QueueWorker.new(RAILS_DEFAULT_LOGGER, QueueWrapper.new(ARGV.first)).start

I like this worker because it doesn't know anything about the job or the queue. As long as the queue responds to 'reserve' and 'mark_as_finished', it can be anything. Likewise, the thing that is returned from reserve only needs to respond to 'process'. The logger object only needs to respond to 'error'. The worker is really stupid. It just grabs things off the queue and processes them and throws an error if execution stops. I could easily substitute the RAILS_DEFAULT_LOGGER in initialization with a wrapper to a monitoring service that will alert me on failure.

The QueueWrapper and another class called JobWrapper are the only points of interface between generic regular ruby code and the queueing mechanism. It's their responsibility to make sure that reserve and mark_as_finished methods exist. The JobWrapper also comes into play when pushing jobs onto the queue and marshaling them from the queue.

The real magic happens in the job definitions. With this structure I can define any kind of job I want. Here's the important snippet of some code for a generic AR async method call:

  def process
    model_name.constantize.find_by_id(id).send(method_to_send)
  end
 
  def self.queue_job(queue, model_instance, method)
    queue.push(GenericJob.new(model_instance.class.to_s, model_instance.id, method))
  end

And the active record integration looks like this:

class ActiveRecord::Base
  def send_later(method)
    GenericJob.queue_job(ActiveRecord::Base.app_background_queue, self, method)
  end
 
  def self.app_background_queue
    @@app_background_queue ||= QueueWrapper.new("#{BEANSTALK_HOST}:#{BEANSTALK_PORT}")
  end
end

So I built async processing for AR objects in less than a few hundred lines of code. The cool thing with this approach is that I can now define new jobs for crawling that have different process behavior.
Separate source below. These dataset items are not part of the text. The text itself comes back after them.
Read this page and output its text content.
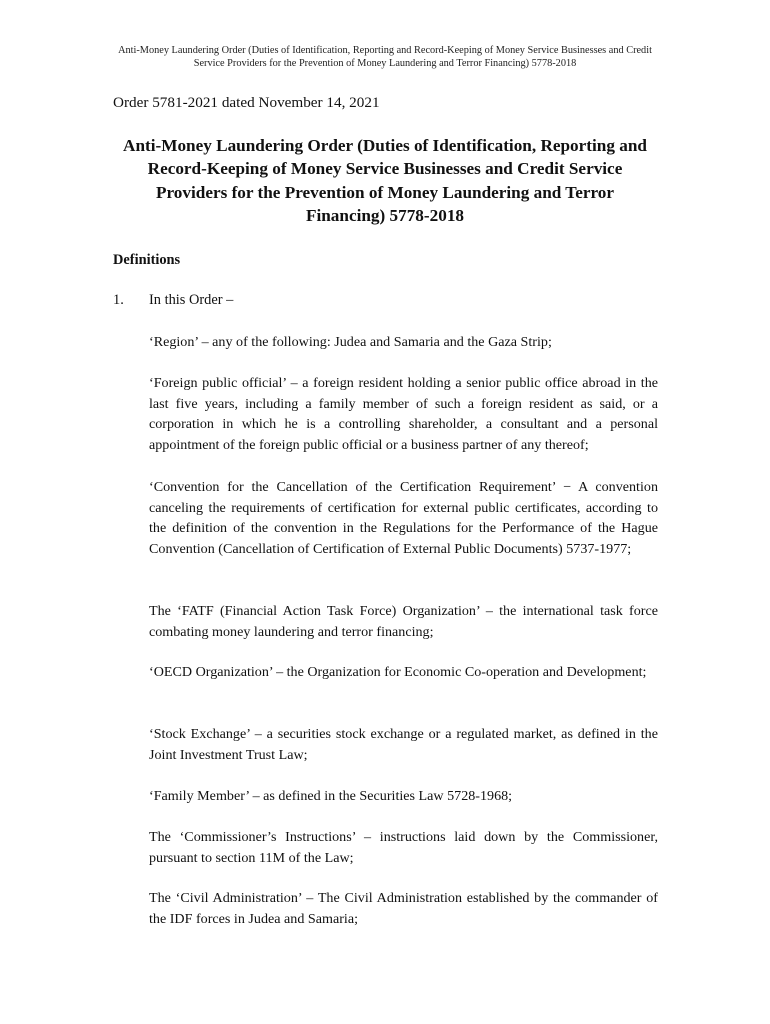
Anti-Money Laundering Order (Duties of Identification, Reporting and Record-Keeping of Money Service Businesses and Credit
Service Providers for the Prevention of Money Laundering and Terror Financing) 5778-2018
Order 5781-2021 dated November 14, 2021
Anti-Money Laundering Order (Duties of Identification, Reporting and
Record-Keeping of Money Service Businesses and Credit Service
Providers for the Prevention of Money Laundering and Terror
Financing) 5778-2018
Definitions
1. In this Order –

‘Region’ – any of the following: Judea and Samaria and the Gaza Strip;

‘Foreign public official’ – a foreign resident holding a senior public office abroad in the last five years, including a family member of such a foreign resident as said, or a corporation in which he is a controlling shareholder, a consultant and a personal appointment of the foreign public official or a business partner of any thereof;

‘Convention for the Cancellation of the Certification Requirement’ − A convention canceling the requirements of certification for external public certificates, according to the definition of the convention in the Regulations for the Performance of the Hague Convention (Cancellation of Certification of External Public Documents) 5737-1977;

The ‘FATF (Financial Action Task Force) Organization’ – the international task force combating money laundering and terror financing;

‘OECD Organization’ – the Organization for Economic Co-operation and Development;

‘Stock Exchange’ – a securities stock exchange or a regulated market, as defined in the Joint Investment Trust Law;

‘Family Member’ – as defined in the Securities Law 5728-1968;

The ‘Commissioner’s Instructions’ – instructions laid down by the Commissioner, pursuant to section 11M of the Law;

The ‘Civil Administration’ – The Civil Administration established by the commander of the IDF forces in Judea and Samaria;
I actually queue up full batches of things instead of a single AR object. I can also define specific processing behavior like using multiple threads to deal with slow network IO. I like it because the worker that runs this job doesn't ever have to know about all this. It's completely agnostic to the types of jobs that it processes.

Wow, this ended up going on for a quite a while. I guess the lesson learned for me is that sometimes it's quicker to just pick up a few basic building blocks and wire them together.

Note: In fairness to Adam, he's busy working on a new version of Skynet that will offer other queuing options. It's definitely a project worth keeping an eye on.

June 12, 2008

Mocking Web Requests in Ruby with FakeWeb

I've been using rFeedParser lately to do a little feed parsing. One of the problems I ran into was trying to test the thing. Since there's network IO involved, I obviously want to get some mock action. In my first attempt I ended up having to modify rFeedParser's call to open to explicitly calling OpenURI.open so that I could mock it out with rspec like this:

OpenURI.should_receive(:open_uri).at_least(:once).with(feed_url, {
  "Accept-encoding"=>"gzip, deflate",
  "User-Agent"=>"Filterly +http://www.filterly.com",
  "Accept"=>"application/atom+xml,application/rdf+xml,application/rss+xml,application/x-netcdf,application/xml;q=0.9,text/xml;q=0.2,*/*;q=0.1",
  "A-IM"=>"feed"
  }).and_return(*xml_mocks)

xml_mocks is an array of strings that hold the xml I want to return on my sequence of calls. As you can see it's ugly as hell and not that fun to use. Last night at the New York City Ruby meeting (known as nyc.rb) I got a little pointer from Bryan Helmkamp to a library called FakeWeb. I have no clue how this escaped my notice until now, but it makes things much cleaner and easier. FakeWeb is a library written by Blaine Cook for faking web requests. Grab it like so:

sudo gem install FakeWeb

Then have fun with it like so:

require 'fake_web'
require 'open-uri'
# from the contents of a file:
FakeWeb.register_uri("http://www.pauldix.net/", :file => "some_file.xml")
# or from the contents of a string:
FakeWeb.register_uri("http://www.pauldix.net/", :string => "foo")
# and boom:
open("http://www.pauldix.net").read # =>  "foo"

There's only one gotcha to look out for. When you call FakeWeb.register_uri, make sure that the uri you pass in has a slash at the end. Your call to open can include the slash or not, but if you don't register the uri with the slash, the faking won't actually happen.